People call him “brave” and a “freethinker” for breaking ranks with his leftfag buddies and supporting George Bush’s Iraq war. I see a kid standing up for no other reason than because teach told everyone to sit down. Hard to seem rebellious and edgy when your opinions sound like carefully a/b tested PR copy with “NOT BAD. NEEDS MORE OUTRAGE – ED” scribbled in the corner.
But is my issue with Hitch? Or is it with something else? Maybe my problem is with his alcoholism.
blah blah blah
“There was a time when I could reckon to outperform all but the most hardened imbibers, but I now drink relatively carefully. This ought to be obvious by induction: on average I produce at least a thousand words of printable copy every day, and sometimes more.”
I wonder why he didn’t produce 997 words of copy that particular day by deleting “and sometimes more.” Seems redundant if you’ve already said “on average”. But yes, Hitch was noted for drinking like a fish (if fishes drank alcohol and this metaphor didn’t ride the intellectual short bus). Well, he’s not the first. Bukowski described beer as his “continuous blood.” Stephen King has an entire book that he doesn’t remember writing. Burroughs spent nearly his entire career afloat on a river of heroin: I wonder what work he would have produced on later drugs like crack cocaine and crystal meth. Alas, we will never know, because (as Nick Mamatas pointed out) his life was “tragically cut short by drugs at the age of eighty-three”.
Taking substances changes you. ‘Tis known. And if you rely on these chemicals to produce work, can you really say that it’s “your” work? Maybe beer and coke should get a co-writing credit on every early Stephen King novel. And I’ve heard it said that Burroughs himself is highly incidental in the creation of Junkie, Naked Lunch, et cetera. It was almost like heroin itself was writing through him, and he was just a planchette in some psychoactive Ouija board.

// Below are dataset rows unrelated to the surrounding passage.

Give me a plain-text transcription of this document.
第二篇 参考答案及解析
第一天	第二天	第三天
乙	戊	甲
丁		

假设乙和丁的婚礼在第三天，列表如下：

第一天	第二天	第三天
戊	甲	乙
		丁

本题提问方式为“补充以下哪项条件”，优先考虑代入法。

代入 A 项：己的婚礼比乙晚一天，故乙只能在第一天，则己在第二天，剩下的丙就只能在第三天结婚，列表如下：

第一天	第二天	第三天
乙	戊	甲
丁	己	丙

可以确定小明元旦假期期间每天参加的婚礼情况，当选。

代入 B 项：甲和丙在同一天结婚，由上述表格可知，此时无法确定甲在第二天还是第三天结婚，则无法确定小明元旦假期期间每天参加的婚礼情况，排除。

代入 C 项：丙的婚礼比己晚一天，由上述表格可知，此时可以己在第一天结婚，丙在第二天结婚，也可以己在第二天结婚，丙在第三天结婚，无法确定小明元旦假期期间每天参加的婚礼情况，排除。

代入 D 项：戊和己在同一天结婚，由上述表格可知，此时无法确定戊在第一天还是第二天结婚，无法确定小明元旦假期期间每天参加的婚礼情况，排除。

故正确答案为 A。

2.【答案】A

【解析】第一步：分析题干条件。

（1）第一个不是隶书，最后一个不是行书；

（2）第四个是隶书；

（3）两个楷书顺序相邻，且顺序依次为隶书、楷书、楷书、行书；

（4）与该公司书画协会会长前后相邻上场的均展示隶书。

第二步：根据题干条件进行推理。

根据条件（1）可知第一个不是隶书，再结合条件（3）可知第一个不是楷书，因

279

I’m not sure that I believe this. Geniuses needing stimulation and addicts needing excuses seem much the same to me. I’m reminded of that kid on reddit who photographed himself smoking a large number of joints of “medical marijuana” through those glass filters for blunts at a Snoop Dogg concert. Getting high at a concert was the last thing on his mind, I’m sure. It was medical marijuana – the one used in the online cannabis clinic in Ottawa.
But assuming this is true (that some writers can only work when drunk), then it causes a very stereotypical psychedelic thought: maybe being sloshed doesn’t impair us, it frees us. That the same impulse control that acts as a protective fence in social situations turns into a prison wall as soon as we try to let loose our imaginations.
My own personal experience in this area is inconclusive. Sometimes I get drunk and write pointlessly for an hour. One of these efforts ended up being my first published story.
I still have not looked at any of the others.